Bruno Forzani : On n’essaie pas de faire des trucs théoriques. Ce sont des choses qui nous font vibrer et que l’on a envie de retranscrire à l’écran, où le ressenti prime sur la théorie du cinéma de genre. Et comme on a un peu une mauvaise mémoire des films, c’est surtout un genre que l’on fantasme. C’est ce fantasme sur le genre que l’on retrouve dans nos films et c’est ce qui explique surement leur individualité. C’est d’ailleurs assez amusant quand on voit les retours sur nos films. Soit les gens les voient comme des hommages, soit comme des œuvres jamais vues auparavant. Nous, en tout cas, on ne considère pas nos films comme des hommages.

Compte-tenu de la grande préparation que demandent vos films, vous prenez votre temps pour les aboutir. Mais avez-vous déjà d’éventuels projets pour les années à venir ?

Hélène Cattet : Oui, dans l’animation.

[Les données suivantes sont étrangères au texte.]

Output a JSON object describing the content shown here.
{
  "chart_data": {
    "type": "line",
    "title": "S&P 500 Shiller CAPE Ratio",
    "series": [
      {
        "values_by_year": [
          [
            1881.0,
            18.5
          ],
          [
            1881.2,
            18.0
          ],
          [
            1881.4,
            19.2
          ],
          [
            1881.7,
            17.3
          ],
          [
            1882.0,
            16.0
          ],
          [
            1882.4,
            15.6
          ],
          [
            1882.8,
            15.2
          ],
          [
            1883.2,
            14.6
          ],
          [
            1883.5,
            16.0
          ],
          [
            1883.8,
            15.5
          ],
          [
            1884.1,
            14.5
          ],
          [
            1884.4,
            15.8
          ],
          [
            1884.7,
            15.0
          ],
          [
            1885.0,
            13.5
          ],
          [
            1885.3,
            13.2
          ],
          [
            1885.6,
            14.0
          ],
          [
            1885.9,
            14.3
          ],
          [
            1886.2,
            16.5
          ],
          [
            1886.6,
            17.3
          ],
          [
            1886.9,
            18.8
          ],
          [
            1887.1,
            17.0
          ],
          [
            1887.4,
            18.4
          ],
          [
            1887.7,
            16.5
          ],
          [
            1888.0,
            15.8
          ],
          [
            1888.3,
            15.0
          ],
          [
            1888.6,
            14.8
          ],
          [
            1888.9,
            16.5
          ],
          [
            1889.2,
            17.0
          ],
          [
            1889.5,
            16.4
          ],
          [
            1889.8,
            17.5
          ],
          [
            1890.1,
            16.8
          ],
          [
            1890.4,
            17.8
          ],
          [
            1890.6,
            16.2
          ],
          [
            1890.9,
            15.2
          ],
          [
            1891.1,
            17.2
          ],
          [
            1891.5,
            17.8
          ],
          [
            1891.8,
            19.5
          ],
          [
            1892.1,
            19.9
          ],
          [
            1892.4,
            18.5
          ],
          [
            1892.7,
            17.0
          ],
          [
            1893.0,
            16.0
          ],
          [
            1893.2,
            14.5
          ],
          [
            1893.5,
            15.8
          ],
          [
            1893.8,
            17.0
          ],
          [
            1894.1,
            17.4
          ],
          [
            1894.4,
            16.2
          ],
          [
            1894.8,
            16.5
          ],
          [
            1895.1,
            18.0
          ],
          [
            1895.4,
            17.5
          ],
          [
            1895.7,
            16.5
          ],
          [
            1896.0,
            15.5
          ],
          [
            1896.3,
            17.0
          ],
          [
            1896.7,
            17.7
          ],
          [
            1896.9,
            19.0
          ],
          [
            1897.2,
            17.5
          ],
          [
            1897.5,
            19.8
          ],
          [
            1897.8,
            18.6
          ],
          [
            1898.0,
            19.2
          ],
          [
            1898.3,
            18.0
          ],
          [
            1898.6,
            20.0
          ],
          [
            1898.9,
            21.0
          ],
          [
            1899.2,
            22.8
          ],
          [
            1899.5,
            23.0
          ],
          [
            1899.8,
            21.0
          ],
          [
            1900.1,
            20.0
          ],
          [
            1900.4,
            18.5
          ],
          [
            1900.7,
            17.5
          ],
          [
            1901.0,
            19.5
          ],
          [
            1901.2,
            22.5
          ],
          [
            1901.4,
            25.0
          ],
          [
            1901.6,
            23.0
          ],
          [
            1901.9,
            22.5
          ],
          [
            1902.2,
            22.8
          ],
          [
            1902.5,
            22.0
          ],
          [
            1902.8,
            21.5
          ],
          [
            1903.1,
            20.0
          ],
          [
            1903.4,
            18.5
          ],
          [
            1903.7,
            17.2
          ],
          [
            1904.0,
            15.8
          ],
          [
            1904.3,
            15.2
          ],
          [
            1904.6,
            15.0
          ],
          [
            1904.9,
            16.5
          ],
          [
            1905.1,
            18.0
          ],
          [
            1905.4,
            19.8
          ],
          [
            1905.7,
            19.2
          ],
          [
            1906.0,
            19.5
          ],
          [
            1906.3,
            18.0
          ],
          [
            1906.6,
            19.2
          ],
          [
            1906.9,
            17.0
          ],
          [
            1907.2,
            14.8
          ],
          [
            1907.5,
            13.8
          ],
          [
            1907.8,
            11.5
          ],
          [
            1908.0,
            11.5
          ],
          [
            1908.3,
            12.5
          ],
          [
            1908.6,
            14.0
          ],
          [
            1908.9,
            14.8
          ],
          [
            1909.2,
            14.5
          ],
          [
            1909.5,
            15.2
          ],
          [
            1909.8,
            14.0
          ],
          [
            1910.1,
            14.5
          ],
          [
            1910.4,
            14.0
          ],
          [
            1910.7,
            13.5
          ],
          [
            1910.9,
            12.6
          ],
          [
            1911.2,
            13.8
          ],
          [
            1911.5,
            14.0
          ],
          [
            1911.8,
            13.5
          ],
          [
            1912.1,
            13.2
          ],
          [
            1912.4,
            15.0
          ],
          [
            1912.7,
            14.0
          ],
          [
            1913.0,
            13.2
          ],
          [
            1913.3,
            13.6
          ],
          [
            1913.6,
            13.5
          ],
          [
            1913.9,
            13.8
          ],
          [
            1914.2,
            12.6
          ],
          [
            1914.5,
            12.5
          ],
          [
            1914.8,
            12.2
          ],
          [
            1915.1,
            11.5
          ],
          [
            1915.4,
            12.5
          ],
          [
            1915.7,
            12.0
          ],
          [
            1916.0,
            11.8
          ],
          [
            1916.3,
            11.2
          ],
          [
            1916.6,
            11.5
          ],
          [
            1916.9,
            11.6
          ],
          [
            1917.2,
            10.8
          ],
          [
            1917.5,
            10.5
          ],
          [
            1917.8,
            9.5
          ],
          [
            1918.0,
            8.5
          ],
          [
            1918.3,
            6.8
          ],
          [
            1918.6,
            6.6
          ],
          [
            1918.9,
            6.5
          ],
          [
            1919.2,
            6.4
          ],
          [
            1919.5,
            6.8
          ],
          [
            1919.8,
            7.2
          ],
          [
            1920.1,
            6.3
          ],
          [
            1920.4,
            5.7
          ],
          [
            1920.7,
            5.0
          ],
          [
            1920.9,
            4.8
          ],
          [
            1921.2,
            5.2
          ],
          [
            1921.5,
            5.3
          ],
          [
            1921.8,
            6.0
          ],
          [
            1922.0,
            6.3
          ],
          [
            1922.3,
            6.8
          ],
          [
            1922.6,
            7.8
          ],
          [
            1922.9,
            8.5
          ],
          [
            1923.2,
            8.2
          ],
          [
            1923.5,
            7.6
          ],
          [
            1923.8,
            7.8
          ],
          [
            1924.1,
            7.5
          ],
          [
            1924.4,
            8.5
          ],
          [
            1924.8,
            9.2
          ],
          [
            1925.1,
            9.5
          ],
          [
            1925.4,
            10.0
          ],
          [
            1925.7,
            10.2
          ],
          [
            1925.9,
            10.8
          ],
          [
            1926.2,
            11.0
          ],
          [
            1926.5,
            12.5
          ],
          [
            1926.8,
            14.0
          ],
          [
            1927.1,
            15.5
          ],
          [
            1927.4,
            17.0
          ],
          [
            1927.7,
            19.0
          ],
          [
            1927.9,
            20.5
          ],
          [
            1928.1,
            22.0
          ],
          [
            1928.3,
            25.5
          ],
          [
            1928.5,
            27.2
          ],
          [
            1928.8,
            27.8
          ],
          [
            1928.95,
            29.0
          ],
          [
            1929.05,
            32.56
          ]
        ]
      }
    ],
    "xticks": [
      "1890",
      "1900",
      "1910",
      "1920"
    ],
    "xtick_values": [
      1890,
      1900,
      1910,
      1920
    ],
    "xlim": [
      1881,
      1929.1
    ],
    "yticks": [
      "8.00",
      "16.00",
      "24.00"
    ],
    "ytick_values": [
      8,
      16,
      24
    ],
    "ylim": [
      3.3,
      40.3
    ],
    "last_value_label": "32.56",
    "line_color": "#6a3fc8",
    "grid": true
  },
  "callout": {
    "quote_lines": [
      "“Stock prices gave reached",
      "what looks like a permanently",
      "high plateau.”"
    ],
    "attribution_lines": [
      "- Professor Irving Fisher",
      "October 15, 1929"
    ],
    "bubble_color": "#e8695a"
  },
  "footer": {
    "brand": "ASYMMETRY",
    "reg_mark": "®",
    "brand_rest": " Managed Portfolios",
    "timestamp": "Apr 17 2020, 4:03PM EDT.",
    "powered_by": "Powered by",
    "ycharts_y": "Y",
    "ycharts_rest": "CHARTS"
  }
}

Notre prochain projet sera un film d’animation pour adultes, un anime, que l’on ira faire au Japon.

Bruno Forzani : On veut également faire la troisième partie de Amer et de L’Étrange Couleur… Il y a plein d’autres projets pour après mais c’est notre film d’animation qui est en priorité.

Vous préférez toujours mettre sur pied vos propres projets ?

Bruno Forzani : Complètement. On a eu un changement de cap dans nos vies en voulant vivre notre passion commune et on a envie de la vivre tout le temps, sans avoir d’obligation derrière. C’est une passion qui nous anime de l’intérieur et on ne veut pas avoir envie de faire un film juste pour faire un film.